A nice idea for a company that operates in the media industry, is to add file extensions to the business cards of their employees. Almost like academic qualifications, these could show which packages the employee can author media in.
Imagine:
John Wayne – copywriter
.txt .doc
or
Sue Banksy – art director
.psd .ai .idd
and
Clifford Nothnagel – Web designer
.fla .psd .php
What if we could paint augmented reality boxes on sports fields in the way we put sponsor logos on the pitch?
Spectators could use smartphones to get live video content on their devices by just pointing their cameras at the box. This content could include action replays, commercials or even promotions.

A coffeetable book of photography, documenting Hong Kong storefronts could be unique. Hong Kong is the biggest small city in the world, with loads of tiny, interesting little shops, filled with anything from radio-controlled helicopters to turtle-filled fishtanks, standing shoulder to shoulder to compete for attention. Their shopfronts are often complex, tiny and well lit.
Hashtags have proven to be extremely useful in twitter. It has the ability to convert noise to signal in the cacophony of the millions of 140 character packets that fly around the planet everyday.
What if we can spread the same meme and apply hashtags to that other noisy medium: email. If we were disciplined to add hashtags to subject headers, we could make it very easy for recipients to organise and respond to our missives. Perhaps email clients of the future could have built-in capabilities for dealing with hashtags?

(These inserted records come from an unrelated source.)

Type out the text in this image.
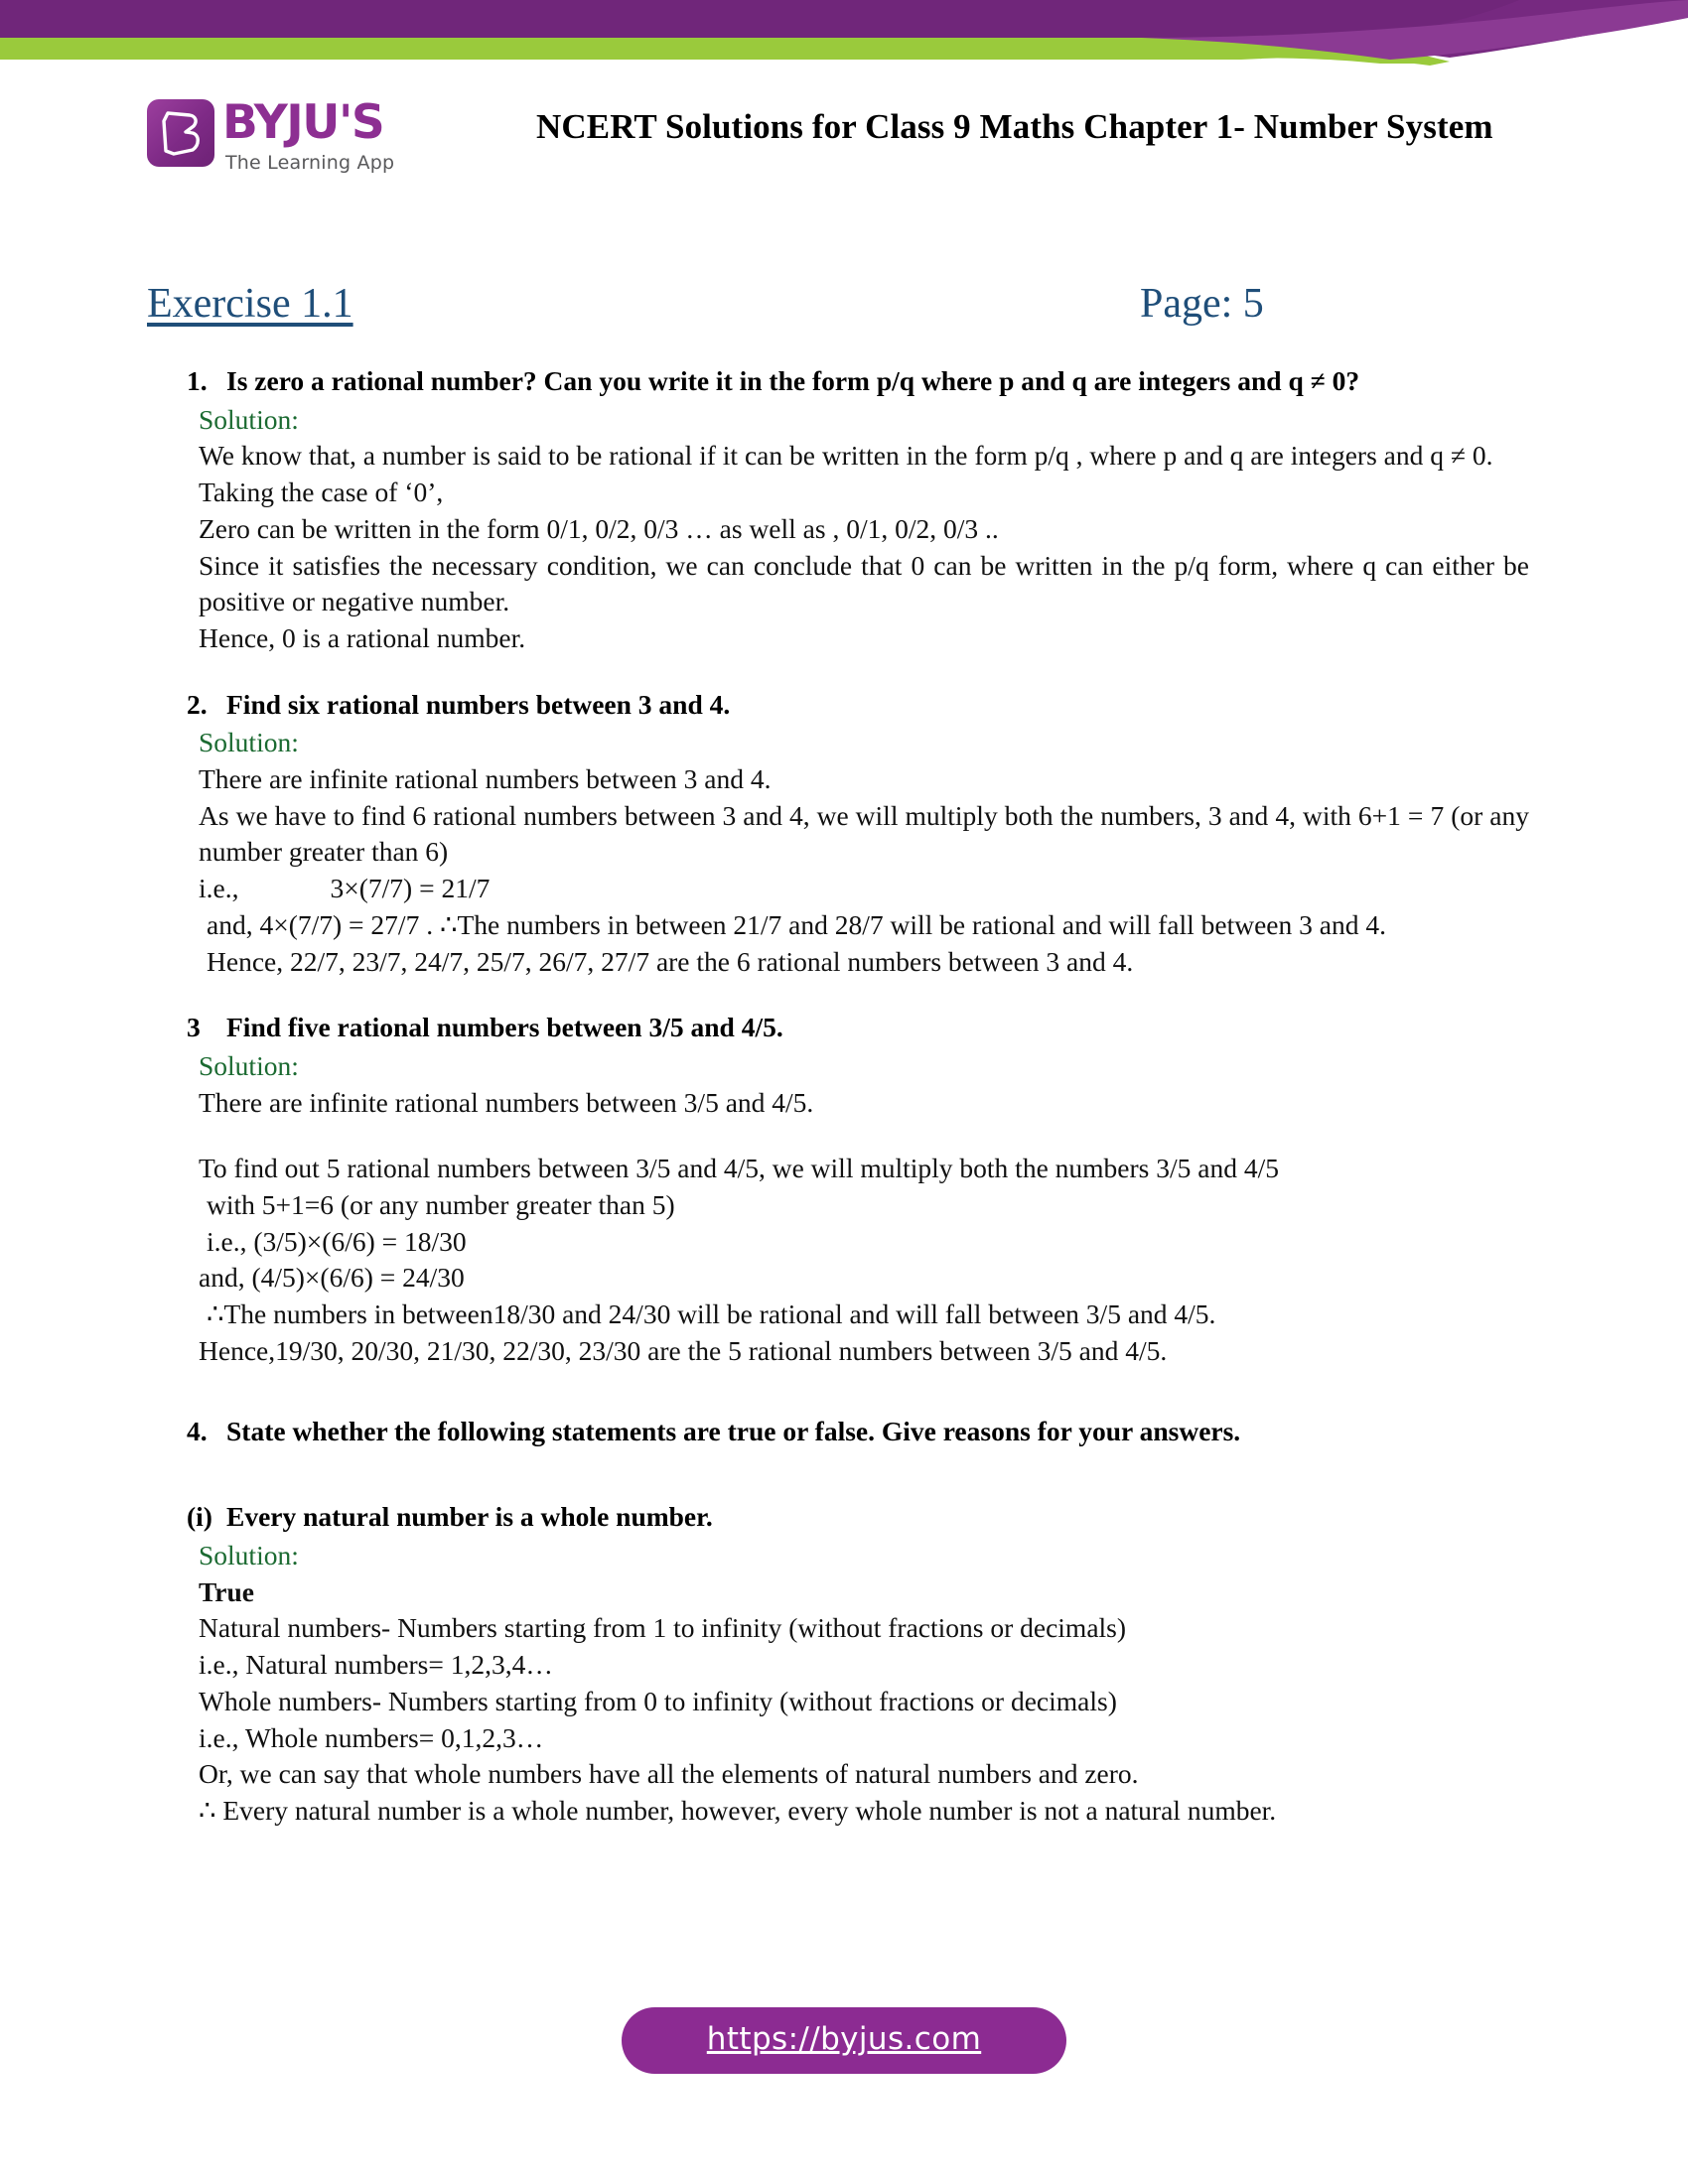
BYJU'S
The Learning App
NCERT Solutions for Class 9 Maths Chapter 1- Number System
Exercise 1.1	Page: 5

1. Is zero a rational number? Can you write it in the form p/q where p and q are integers and q ≠ 0?

Solution:

We know that, a number is said to be rational if it can be written in the form p/q , where p and q are integers and q ≠ 0.

Taking the case of ‘0’,

Zero can be written in the form 0/1, 0/2, 0/3 … as well as , 0/1, 0/2, 0/3 ..

Since it satisfies the necessary condition, we can conclude that 0 can be written in the p/q form, where q can either be positive or negative number.

Hence, 0 is a rational number.

2. Find six rational numbers between 3 and 4.

Solution:

There are infinite rational numbers between 3 and 4.

As we have to find 6 rational numbers between 3 and 4, we will multiply both the numbers, 3 and 4, with 6+1 = 7 (or any number greater than 6)

i.e.,	3×(7/7) = 21/7

and, 4×(7/7) = 27/7 . ∴The numbers in between 21/7 and 28/7 will be rational and will fall between 3 and 4.

Hence, 22/7, 23/7, 24/7, 25/7, 26/7, 27/7 are the 6 rational numbers between 3 and 4.

3 Find five rational numbers between 3/5 and 4/5.

Solution:

There are infinite rational numbers between 3/5 and 4/5.

To find out 5 rational numbers between 3/5 and 4/5, we will multiply both the numbers 3/5 and 4/5

with 5+1=6 (or any number greater than 5)

i.e., (3/5)×(6/6) = 18/30

and, (4/5)×(6/6) = 24/30

∴The numbers in between18/30 and 24/30 will be rational and will fall between 3/5 and 4/5.

Hence,19/30, 20/30, 21/30, 22/30, 23/30 are the 5 rational numbers between 3/5 and 4/5.

4. State whether the following statements are true or false. Give reasons for your answers.

(i) Every natural number is a whole number.

Solution:

True

Natural numbers- Numbers starting from 1 to infinity (without fractions or decimals)

i.e., Natural numbers= 1,2,3,4…

Whole numbers- Numbers starting from 0 to infinity (without fractions or decimals)

i.e., Whole numbers= 0,1,2,3…

Or, we can say that whole numbers have all the elements of natural numbers and zero.

∴ Every natural number is a whole number, however, every whole number is not a natural number.

https://byjus.com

Emails with subject headers like “re: hi” are terribly obtuse and confusing. Imagine a world in which your inbox consists of the likes of:
- #approve #project_x #budget
- #party #alex – you are invited
- #fyi #design
etc.
What if you could have a way of turning all those countless little USB thumb drives into a mass, useful storage device?
I’m imagining a wire, similar to fairy lights or a Christmas tree lights, that have a number of USB ports dangling off it. You simply stick a thumb drive into each one and add as you gain more. This way you build a bigger storage device. If you run out of ports, you just add another wire to a spare port.
The downside is you’ll end up with a big bunch of wires, but perhaps, with clever design, it can be pretty and tasteful – and a low cost backup device.
What if trains could disconnect in motion?
Imagine a subway line with x number of stops. Now imagine trains in that line had equal number of cars. Each car was labelled with a different stop on that line, in sequence, with the first stop being the last car.
As the train speeds across the line the cars disconnect from behind in sequence with their own braking system to stop at the stop of their designation.
This means every passenger has only one stop per line greatly speeding up their journey.
What if there was a Web service similar to plusplusbot.com that could collate car registration numbers in the context of good or bad driving. If you spotted a bad driver you can tweet their registration number with x hashtag (possibly including location) and a positive or negative modifier that would then classify that number.
If critical mass is achieved you could have a very useful resource that could help law enforcement in finding bad drivers and encourage good drivers through promotions.
Potentially insurance companies can use this as well to find out if potential clients are good or bad bets.
What businesses could buy sets of meeting candles. They could come in various sizes and be burned to dictate when a meeting should end.